Peguei meu telefone, e disquei seu número. Com muita demora, fui atendida.

– Alô?

– Alô, gostaria de falar com Priscila.

– Quem é?

– Oi… Sou Julia, nos falamos em uma roda de samba na comunidade. Você me deu seu número, se lembra?

– Julia ou Princesa Maria? – Senti meu coração parar de funcionar, senti a raiva carregada em sua fala. – Vamos princesa, devo me curvar por telefone?

– Priscila, sinto que está chateada comigo, me desculpe, eu não tinha intenção se magoa-la.

– Você mentiu para mim, eu detesto mentira! Quer dizer,  vossa excelência não deve saber o que é ser um ser humano de bem.

– Sinto muito, foi preciso.

– Foi preciso porquê? Eu não lhe passei confiança?

– Claro que me passou, Priscila, senão nem teria ido com você para uma rua vazia no meio da noite, em uma comunidade.

– Você me usou, estava fazendo o que? Vendo como os pobres agem?

– Pare com isso, eu não fui pesquisar nada! Eu gostei de você de verdade.

– Com todo respeito, vossa alteza, sei que não tenho condições de lhe pedir nada, mas, por favor, esqueça que eu existo. – Ela desligou na minha cara.

POV PRISCILA

– Aí desliguei na cara dela. – Contei calmamente para Paloma.

– Estou chocada. Poxa, ela só queria conversar, não precisava ser tão rude.

– Sabe que detesto mentira, Paloma, ela mentiu e ponto. Que ela faça outra de idiota, não eu.

– Calma, vida que segue… Vamos ali na esquina comer um cachorro quente, e tomar um guaraná natural.

Três semanas depois.

Trabalhar no que não queria, já é ruim… Mas, atualmente tenho trabalho pensando nela, meu Deus eu beijei a princesa do país e porra, era para isso ser uma história bonita! Que merda.

– Pri, acorda, o rapaz quer pão. – Aline do outro lado do balcão me gritou.

– Desculpa, Aline… Desculpa, moço.

– Sem problemas.

– Quantos pães?

– Seis, de preferência, mais moreninhos.

– Só um minuto, moço. – Peguei os pães como ele pediu, embalei e entreguei. – Algo mais?

– Não obrigado.

– Eu que agradeço e desculpa minha demora ao atendê-lo.

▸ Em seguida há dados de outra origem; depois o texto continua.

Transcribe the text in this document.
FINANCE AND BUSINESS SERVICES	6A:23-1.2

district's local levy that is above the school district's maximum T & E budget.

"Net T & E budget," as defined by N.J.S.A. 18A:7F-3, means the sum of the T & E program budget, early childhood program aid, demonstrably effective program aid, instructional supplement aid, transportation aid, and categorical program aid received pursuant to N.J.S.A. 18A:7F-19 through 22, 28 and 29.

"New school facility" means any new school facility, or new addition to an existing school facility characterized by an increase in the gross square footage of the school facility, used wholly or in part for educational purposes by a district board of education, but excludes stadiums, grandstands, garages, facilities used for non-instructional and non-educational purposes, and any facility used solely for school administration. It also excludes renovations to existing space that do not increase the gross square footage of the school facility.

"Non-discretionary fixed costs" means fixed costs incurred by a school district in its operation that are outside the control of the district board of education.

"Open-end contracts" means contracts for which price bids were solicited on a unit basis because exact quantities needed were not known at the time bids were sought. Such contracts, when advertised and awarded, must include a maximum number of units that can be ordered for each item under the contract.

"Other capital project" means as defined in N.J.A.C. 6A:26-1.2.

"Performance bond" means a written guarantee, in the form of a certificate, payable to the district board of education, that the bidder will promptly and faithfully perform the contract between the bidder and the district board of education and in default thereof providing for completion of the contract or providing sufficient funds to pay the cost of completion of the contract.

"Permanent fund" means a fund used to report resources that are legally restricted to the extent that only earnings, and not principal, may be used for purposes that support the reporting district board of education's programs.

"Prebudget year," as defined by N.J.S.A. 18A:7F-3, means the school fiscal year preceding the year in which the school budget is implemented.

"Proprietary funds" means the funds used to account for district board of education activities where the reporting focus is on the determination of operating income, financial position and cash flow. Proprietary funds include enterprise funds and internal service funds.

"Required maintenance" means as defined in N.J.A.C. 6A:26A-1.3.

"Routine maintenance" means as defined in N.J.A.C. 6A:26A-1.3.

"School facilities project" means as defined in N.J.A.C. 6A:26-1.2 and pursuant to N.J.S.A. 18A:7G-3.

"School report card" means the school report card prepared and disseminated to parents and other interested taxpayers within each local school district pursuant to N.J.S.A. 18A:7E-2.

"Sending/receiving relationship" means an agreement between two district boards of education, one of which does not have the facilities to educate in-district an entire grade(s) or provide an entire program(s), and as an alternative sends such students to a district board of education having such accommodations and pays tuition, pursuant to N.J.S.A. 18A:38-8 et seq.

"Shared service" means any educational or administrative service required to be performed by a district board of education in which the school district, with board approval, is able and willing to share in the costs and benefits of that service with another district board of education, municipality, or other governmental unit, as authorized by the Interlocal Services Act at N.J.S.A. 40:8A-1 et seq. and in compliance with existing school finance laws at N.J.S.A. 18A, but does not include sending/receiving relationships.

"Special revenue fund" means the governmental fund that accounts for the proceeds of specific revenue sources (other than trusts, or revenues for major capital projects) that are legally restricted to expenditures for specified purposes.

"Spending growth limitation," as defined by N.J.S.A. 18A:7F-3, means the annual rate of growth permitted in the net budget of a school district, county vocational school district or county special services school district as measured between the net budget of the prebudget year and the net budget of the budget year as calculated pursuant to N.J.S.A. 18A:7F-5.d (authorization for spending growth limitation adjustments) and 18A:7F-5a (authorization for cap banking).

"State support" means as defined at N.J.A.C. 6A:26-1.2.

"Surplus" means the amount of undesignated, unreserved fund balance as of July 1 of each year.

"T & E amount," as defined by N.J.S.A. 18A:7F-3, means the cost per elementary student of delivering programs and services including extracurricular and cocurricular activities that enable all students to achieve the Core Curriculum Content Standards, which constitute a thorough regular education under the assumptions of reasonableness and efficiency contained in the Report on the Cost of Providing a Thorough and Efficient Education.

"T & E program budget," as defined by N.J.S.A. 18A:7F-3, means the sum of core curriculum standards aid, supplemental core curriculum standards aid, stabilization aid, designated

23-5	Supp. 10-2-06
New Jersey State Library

– Imagina, está tudo ok. Valeu.

– Próximo! – Gritei enquanto arrumava os pães na cesta. – Quando me virei, era o primo, que na verdade não é primo de Julia, Maria… Enfim.

– Posso ajudá-lo? – Fingi não me abalar com sua presença.

– Dez pães, por favor. – Ele disse calmamente, me seguindo no balcão. – Ela quer lhe ver. – Disse baixinho.

– Quem é você, afinal? Príncipe de Mônaco?

– Carlos, sou guarda real, cuido da segurança da princesa.

– O que eu tinha que falar com ela, já foi dito.

– Eu insisto, fale com ela.

– Cara, seus pães já estão aqui. Quer mais alguma coisa? – Ele correu o rosto pelas prateleiras.

– Quero dois quilos de pão de queijo. – Ele disse rápido.

– Sério? – Revirei os olhos.

– Sim… Lamento que ela tenha te magoado, mas, após sua rejeição, ela anda tão cabisbaixa, tão quieta. Ela não é assim. Acredite, a princesa é uma pessoa muito legal, de um nobre coração, ela só mentiu o nome dela! Mas, aquela mulher que você se sentiu atraída, aquela mulher que você conversou por um longo tempo. Ela existe.

– Ela te mandou falar tudo isso?

– Ela não sabe que estou aqui.

– Porque está fazendo isso então?

– Porque acho que a princesa merece a chance de conversar com você, sem nenhum tipo de mentira ou omissão.

– Mais alguma coisa?

– Depende, se você concordar em vê-la, o pedido estará encerrado. Caso contrário, pedirei mais coisas, pedirei a padaria inteira, caso preciso.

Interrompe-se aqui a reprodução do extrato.